This recipe makes a really pretty salad. My sister-in-law often brings it to our family get-togethers on holidays and special occasions. —Leona Luecking, West Burlington, Iowa
- 3 packages (3 ounces each) cherry gelatin
- 2-1/3 cups boiling water
- 2 cans (16-1/2 ounces each) pitted dark sweet cherries
- 1 can (20 ounces) pineapple tidbits
- 1/3 cup lemon juice
- 1/3 cup heavy whipping cream
- 1/3 cup mayonnaise
- 2 packages (3 ounces each) cream cheese, softened
- Dash salt
- 1/2 cup coarsely chopped nuts
- In a large bowl, dissolve gelatin in water.

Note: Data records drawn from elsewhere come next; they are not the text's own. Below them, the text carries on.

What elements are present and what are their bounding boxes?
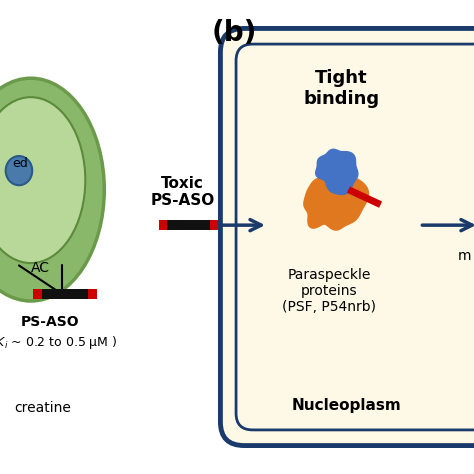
Bar	[210, 220, 218, 230]
Bar	[159, 220, 167, 230]
Text: Paraspeckle
proteins
(PSF, P54nrb): Paraspeckle proteins (PSF, P54nrb)	[283, 268, 376, 314]
Polygon shape	[304, 175, 368, 230]
Text: Tight
binding: Tight binding	[303, 69, 379, 108]
Bar	[167, 220, 210, 230]
Ellipse shape	[0, 97, 85, 263]
Text: PS-ASO: PS-ASO	[20, 315, 79, 329]
Text: ed: ed	[12, 157, 28, 170]
Text: AC: AC	[31, 261, 50, 275]
Text: Toxic
PS-ASO: Toxic PS-ASO	[150, 176, 215, 208]
Text: ($\it{K}$$_i$ ~ 0.2 to 0.5 μM ): ($\it{K}$$_i$ ~ 0.2 to 0.5 μM )	[0, 334, 118, 351]
Ellipse shape	[6, 156, 32, 185]
Polygon shape	[322, 180, 359, 219]
FancyBboxPatch shape	[220, 28, 474, 446]
Text: Nucleoplasm: Nucleoplasm	[291, 398, 401, 413]
Ellipse shape	[0, 78, 104, 301]
Bar	[88, 289, 97, 299]
Text: creatine: creatine	[14, 401, 71, 415]
Bar	[33, 289, 42, 299]
Polygon shape	[316, 149, 358, 194]
Bar	[42, 289, 88, 299]
Text: m: m	[457, 249, 471, 263]
Text: (b): (b)	[212, 19, 257, 47]
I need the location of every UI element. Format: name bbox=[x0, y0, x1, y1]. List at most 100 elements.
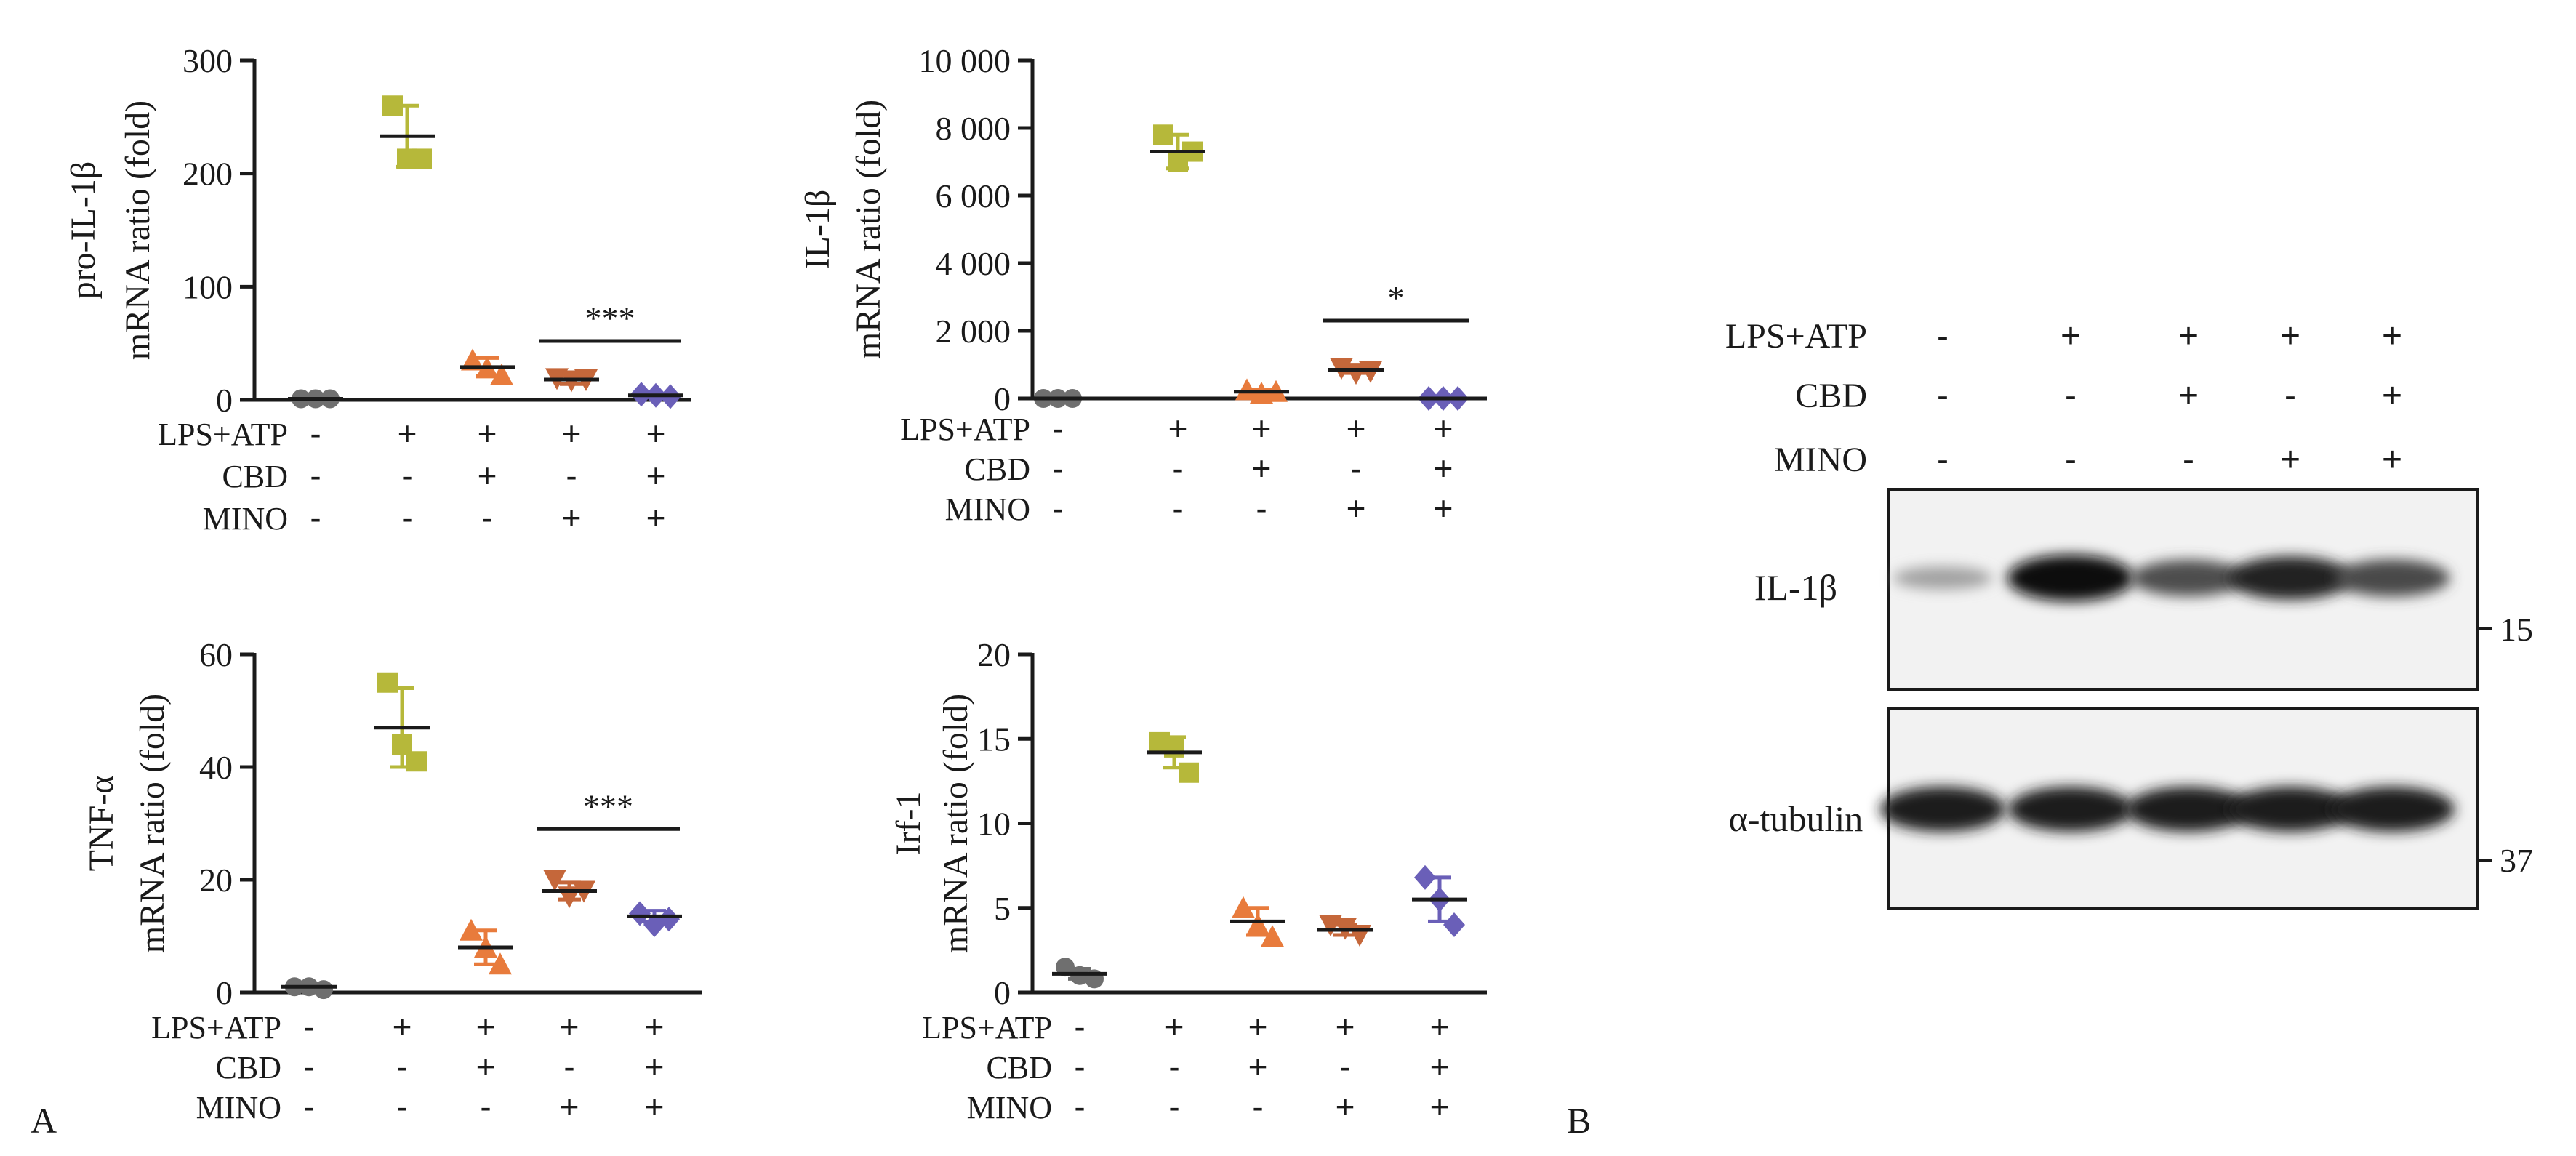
data-point bbox=[406, 751, 427, 772]
data-point bbox=[560, 370, 583, 393]
data-point bbox=[382, 95, 403, 116]
group-3 bbox=[1230, 896, 1285, 947]
data-point bbox=[1443, 912, 1465, 937]
condition-mark: - bbox=[1052, 489, 1063, 527]
condition-mark: - bbox=[303, 1088, 314, 1125]
mw-marker-label: 37 bbox=[2500, 842, 2533, 879]
condition-table: LPS+ATP - + + + +CBD - - + - +MINO - - - + + bbox=[151, 1008, 664, 1125]
condition-mark: + bbox=[645, 1088, 665, 1125]
condition-label: LPS+ATP bbox=[900, 412, 1030, 447]
data-point bbox=[1164, 736, 1184, 758]
condition-mark: - bbox=[480, 1088, 491, 1125]
condition-mark: + bbox=[1347, 489, 1366, 527]
y-axis-label: mRNA ratio (fold) bbox=[133, 694, 172, 953]
blot-condition-mark: + bbox=[2061, 317, 2081, 356]
y-axis-label: mRNA ratio (fold) bbox=[119, 100, 157, 360]
condition-mark: - bbox=[1172, 489, 1183, 527]
blot-condition-mark: + bbox=[2280, 441, 2300, 479]
condition-mark: - bbox=[303, 1008, 314, 1045]
blot-band bbox=[2227, 787, 2354, 832]
data-point bbox=[1235, 378, 1259, 401]
y-tick-label: 5 bbox=[994, 890, 1011, 927]
condition-table: LPS+ATP - + + + +CBD - - + - +MINO - - - + + bbox=[158, 414, 665, 537]
significance-label: *** bbox=[585, 300, 635, 337]
condition-mark: + bbox=[645, 1048, 665, 1085]
condition-mark: + bbox=[476, 1048, 496, 1085]
y-axis-label: IL-1β bbox=[798, 190, 837, 270]
blot-band bbox=[1893, 566, 1993, 590]
data-point bbox=[629, 901, 651, 926]
condition-mark: + bbox=[562, 414, 582, 452]
data-point bbox=[1261, 925, 1284, 947]
blot-band bbox=[2228, 556, 2352, 600]
condition-mark: - bbox=[1350, 449, 1361, 487]
y-axis-label: pro-IL-1β bbox=[64, 161, 103, 300]
blot-condition-mark: - bbox=[2284, 377, 2296, 415]
blot-condition-mark: - bbox=[1937, 377, 1949, 415]
data-point bbox=[490, 363, 513, 385]
condition-mark: + bbox=[1168, 409, 1188, 447]
blot-band bbox=[2334, 559, 2450, 597]
condition-mark: + bbox=[1430, 1008, 1450, 1045]
condition-mark: + bbox=[1252, 449, 1272, 487]
blot-condition-mark: + bbox=[2382, 441, 2402, 479]
blot-condition-mark: - bbox=[2065, 441, 2077, 479]
y-tick-label: 0 bbox=[994, 974, 1011, 1011]
condition-mark: - bbox=[1168, 1088, 1179, 1125]
data-point bbox=[1153, 124, 1173, 145]
condition-mark: + bbox=[646, 499, 666, 537]
blot-band bbox=[2007, 555, 2135, 601]
y-tick-label: 8 000 bbox=[936, 110, 1011, 147]
group-3 bbox=[458, 918, 513, 975]
group-2 bbox=[1150, 124, 1205, 172]
condition-mark: + bbox=[1165, 1008, 1184, 1045]
condition-mark: - bbox=[1172, 449, 1183, 487]
condition-label: CBD bbox=[987, 1050, 1052, 1085]
blot-condition-mark: + bbox=[2178, 317, 2199, 356]
condition-mark: - bbox=[566, 457, 577, 494]
condition-mark: - bbox=[396, 1088, 407, 1125]
condition-mark: + bbox=[1430, 1048, 1450, 1085]
data-point bbox=[1359, 361, 1382, 383]
condition-mark: + bbox=[1347, 409, 1366, 447]
condition-mark: - bbox=[1052, 409, 1063, 447]
blot-condition-mark: + bbox=[2178, 377, 2199, 415]
y-tick-label: 40 bbox=[199, 749, 233, 786]
blot-condition-mark: - bbox=[2183, 441, 2194, 479]
condition-mark: - bbox=[1074, 1088, 1085, 1125]
condition-label: CBD bbox=[965, 451, 1030, 487]
panel-label-b: B bbox=[1567, 1100, 1591, 1141]
blot-band bbox=[2007, 787, 2134, 832]
group-4 bbox=[1317, 915, 1373, 947]
condition-label: MINO bbox=[196, 1090, 281, 1125]
y-tick-label: 2 000 bbox=[936, 313, 1011, 350]
y-tick-label: 6 000 bbox=[936, 177, 1011, 214]
blot-condition-label: LPS+ATP bbox=[1725, 317, 1867, 356]
data-point bbox=[314, 980, 333, 1000]
western-blot-panel: LPS+ATP - + + + + CBD - - + - + MINO - - - + + IL-1β 15 α-tu… bbox=[1725, 317, 2533, 910]
data-point bbox=[1414, 864, 1436, 890]
group-3 bbox=[460, 348, 515, 385]
panel-label-a: A bbox=[31, 1100, 57, 1141]
blot-condition-mark: - bbox=[1937, 317, 1949, 356]
condition-table: LPS+ATP - + + + +CBD - - + - +MINO - - - + + bbox=[900, 409, 1453, 527]
condition-label: MINO bbox=[203, 501, 288, 537]
condition-label: MINO bbox=[945, 491, 1030, 527]
mw-marker-label: 15 bbox=[2500, 611, 2533, 648]
condition-mark: + bbox=[1434, 409, 1453, 447]
y-tick-label: 100 bbox=[182, 268, 233, 305]
blot-condition-mark: + bbox=[2382, 377, 2402, 415]
condition-mark: - bbox=[563, 1048, 574, 1085]
group-2 bbox=[380, 95, 435, 169]
y-tick-label: 15 bbox=[977, 721, 1011, 758]
condition-mark: - bbox=[481, 499, 492, 537]
data-point bbox=[412, 148, 432, 169]
condition-mark: + bbox=[646, 457, 666, 494]
data-point bbox=[377, 672, 398, 693]
condition-mark: - bbox=[310, 414, 321, 452]
condition-label: LPS+ATP bbox=[922, 1010, 1052, 1045]
group-5 bbox=[1416, 386, 1471, 411]
y-tick-label: 300 bbox=[182, 42, 233, 79]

Drain fruits, reserving enough cherry and pineapple juices to measure 2-1/2 cups; add to gelatin with lemon juice. Set fruits aside.
- Divide gelatin mixture in half. Set aside one portion of gelatin at room temperature; chill the other portion until partially set. Fold pineapple into chilled gelatin; pour into a 13-in. x 9-in. dish. Chill until almost firm.

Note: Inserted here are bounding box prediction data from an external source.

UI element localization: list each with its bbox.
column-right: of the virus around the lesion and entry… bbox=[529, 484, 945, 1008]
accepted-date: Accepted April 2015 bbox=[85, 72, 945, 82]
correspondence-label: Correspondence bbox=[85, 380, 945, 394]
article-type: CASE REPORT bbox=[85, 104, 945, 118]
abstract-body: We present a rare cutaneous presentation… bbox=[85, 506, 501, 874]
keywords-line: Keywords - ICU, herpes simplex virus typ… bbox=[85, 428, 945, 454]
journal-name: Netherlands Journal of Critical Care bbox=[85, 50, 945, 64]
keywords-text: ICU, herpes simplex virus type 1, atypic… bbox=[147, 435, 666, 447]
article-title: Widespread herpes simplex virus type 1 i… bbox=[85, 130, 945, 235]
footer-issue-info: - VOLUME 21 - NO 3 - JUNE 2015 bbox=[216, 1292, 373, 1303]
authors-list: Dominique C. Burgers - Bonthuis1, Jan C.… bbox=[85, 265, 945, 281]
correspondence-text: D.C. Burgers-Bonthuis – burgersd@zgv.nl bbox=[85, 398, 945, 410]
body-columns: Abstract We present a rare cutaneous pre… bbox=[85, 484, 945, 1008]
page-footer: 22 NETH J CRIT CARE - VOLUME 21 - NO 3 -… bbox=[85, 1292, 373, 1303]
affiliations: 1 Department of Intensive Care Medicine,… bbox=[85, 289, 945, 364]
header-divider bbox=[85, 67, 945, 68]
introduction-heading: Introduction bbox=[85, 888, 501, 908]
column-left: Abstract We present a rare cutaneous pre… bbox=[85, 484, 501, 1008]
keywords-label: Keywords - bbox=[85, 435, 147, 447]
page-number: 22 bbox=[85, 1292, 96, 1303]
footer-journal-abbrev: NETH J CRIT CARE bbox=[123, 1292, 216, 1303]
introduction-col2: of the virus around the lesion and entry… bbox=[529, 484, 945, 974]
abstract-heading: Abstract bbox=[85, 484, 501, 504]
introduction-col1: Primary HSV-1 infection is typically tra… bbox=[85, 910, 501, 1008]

- In a small bowl, beat the cream, mayonnaise, cream cheese and salt until light and fluffy. Spread over chilled gelatin layer. Refrigerate until firm. Chill reserved gelatin mixture until partially set. Fold in cherries and nuts; spread over cream cheese layer. Chill for at least 3 hours. Yield: 12-16 servings.